Los Angeles’ Corey Helford Gallery is currently preparing for their latest solo exhibit, The Remediators, by Boston-based painter and designer Josie Morway. A self-taught artist, Morway’s extremely detailed style of oil and enamel painting on wood panels combines the influence of Dutch Masters’ techniques, religious icon paintings, and hyper-modern color and design elements, to create paintings that have been described as “votive cave paintings from the distant future.” The wildlife in Morway’s work is portrayed with an intense reverence that escalates to surreality, creating paintings that are both politically charged and ethereally poetic.

In creating her show The Remediators (featuring ten substantial pieces (ranging from 16”x20" to 36”x48") and four smaller works (8”x10"), Morway has been thinking with increasing urgency about threats to the natural world. “I have a deep love for wildlife,” she says, “and an acute terror about the increasing imbalances in our ecosystems and the cavalier destruction caused by human industry. I’m always seeking to address these concerns in my work, and I’ve started including more explicit references to threats in my compositions, but I find I’m constitutionally unable to portray my animals in a state of despair or diminishment.

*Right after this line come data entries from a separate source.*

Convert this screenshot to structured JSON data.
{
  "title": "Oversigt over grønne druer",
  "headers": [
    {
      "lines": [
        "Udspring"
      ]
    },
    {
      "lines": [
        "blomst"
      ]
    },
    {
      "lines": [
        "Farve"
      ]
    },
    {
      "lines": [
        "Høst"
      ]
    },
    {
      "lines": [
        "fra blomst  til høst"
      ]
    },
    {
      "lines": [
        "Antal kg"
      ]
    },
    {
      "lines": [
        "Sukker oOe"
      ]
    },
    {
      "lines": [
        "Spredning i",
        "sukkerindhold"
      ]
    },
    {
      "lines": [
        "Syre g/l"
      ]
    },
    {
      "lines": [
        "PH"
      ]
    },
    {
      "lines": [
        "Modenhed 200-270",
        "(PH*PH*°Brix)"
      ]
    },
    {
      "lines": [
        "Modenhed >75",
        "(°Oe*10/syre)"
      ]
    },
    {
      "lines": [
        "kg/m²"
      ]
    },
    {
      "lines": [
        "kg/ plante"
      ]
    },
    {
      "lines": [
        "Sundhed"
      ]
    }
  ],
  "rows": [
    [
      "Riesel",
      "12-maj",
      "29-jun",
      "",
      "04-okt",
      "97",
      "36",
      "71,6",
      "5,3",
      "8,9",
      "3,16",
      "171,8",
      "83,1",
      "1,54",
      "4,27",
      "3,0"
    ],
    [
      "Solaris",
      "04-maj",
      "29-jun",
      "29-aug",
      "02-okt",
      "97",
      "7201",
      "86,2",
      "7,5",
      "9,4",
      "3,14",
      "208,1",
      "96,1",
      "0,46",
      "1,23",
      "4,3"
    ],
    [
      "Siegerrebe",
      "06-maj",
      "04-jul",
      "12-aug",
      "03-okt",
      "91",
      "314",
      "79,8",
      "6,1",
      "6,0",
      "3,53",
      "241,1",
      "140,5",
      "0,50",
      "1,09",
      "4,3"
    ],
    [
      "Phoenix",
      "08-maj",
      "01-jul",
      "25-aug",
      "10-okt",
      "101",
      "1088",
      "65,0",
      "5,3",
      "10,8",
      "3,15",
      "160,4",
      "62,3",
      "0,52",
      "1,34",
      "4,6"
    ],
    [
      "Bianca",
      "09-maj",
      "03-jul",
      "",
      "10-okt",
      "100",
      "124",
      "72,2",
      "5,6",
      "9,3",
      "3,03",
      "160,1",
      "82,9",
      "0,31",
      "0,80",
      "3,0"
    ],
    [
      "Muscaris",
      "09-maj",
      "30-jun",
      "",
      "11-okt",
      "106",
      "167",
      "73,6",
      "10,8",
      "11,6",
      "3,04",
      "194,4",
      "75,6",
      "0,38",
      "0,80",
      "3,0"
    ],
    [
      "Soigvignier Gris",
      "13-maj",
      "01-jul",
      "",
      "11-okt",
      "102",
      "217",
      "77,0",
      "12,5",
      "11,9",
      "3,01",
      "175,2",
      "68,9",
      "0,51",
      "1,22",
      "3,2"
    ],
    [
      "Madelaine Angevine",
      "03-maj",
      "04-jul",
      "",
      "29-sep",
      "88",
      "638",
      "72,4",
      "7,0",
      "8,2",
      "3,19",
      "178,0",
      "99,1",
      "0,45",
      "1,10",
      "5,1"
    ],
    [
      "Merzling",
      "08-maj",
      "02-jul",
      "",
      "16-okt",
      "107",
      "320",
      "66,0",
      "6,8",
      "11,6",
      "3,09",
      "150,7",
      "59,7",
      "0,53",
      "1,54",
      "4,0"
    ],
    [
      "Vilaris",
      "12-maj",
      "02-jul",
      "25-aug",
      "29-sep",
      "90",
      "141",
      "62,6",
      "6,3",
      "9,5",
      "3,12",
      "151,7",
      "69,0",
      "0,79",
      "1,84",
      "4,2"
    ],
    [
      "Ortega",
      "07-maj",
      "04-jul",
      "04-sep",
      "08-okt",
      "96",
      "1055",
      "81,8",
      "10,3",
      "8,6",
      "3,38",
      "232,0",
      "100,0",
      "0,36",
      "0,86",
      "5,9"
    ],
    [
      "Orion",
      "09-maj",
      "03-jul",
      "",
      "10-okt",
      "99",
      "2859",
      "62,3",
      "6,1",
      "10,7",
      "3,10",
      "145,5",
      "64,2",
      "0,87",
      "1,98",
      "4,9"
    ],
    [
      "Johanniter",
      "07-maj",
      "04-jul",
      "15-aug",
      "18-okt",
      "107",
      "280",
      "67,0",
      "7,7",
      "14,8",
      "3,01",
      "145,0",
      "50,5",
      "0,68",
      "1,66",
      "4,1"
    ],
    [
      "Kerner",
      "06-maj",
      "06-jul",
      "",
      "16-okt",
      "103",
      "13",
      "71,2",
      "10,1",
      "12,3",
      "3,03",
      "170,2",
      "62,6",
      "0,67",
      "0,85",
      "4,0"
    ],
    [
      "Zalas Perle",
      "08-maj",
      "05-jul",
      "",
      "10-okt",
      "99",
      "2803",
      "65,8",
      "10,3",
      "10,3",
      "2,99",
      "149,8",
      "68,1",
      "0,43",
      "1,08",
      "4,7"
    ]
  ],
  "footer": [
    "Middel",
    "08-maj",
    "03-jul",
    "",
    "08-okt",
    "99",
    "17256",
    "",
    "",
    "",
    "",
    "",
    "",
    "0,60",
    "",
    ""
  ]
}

Instead, I feel compelled to give my subjects the gift of a sort of supernatural resiliency.”

Inspired by research into processes of bioremediation – by which plants, animals or microorganisms break down contamination in soil or water, Morway’s new paintings portray a new system by which nature might respond to crisis. This is a world in which flora and fauna are intertwined in a dance that seems by turns inspiring and disturbing, suggestive of symbiosis or entanglement, adaptation or mutation.

She adds, “I think of these paintings as somewhat talismanic, and the stranger elements are also my attempt to arrest the viewer, my plea for attention, reflection, respect. The creatures here have almost magical powers of transformation and protection, though what exactly they’re transforming into is unclear. Nature is changing, for sure, and we should never be complacent about what that change may mean.”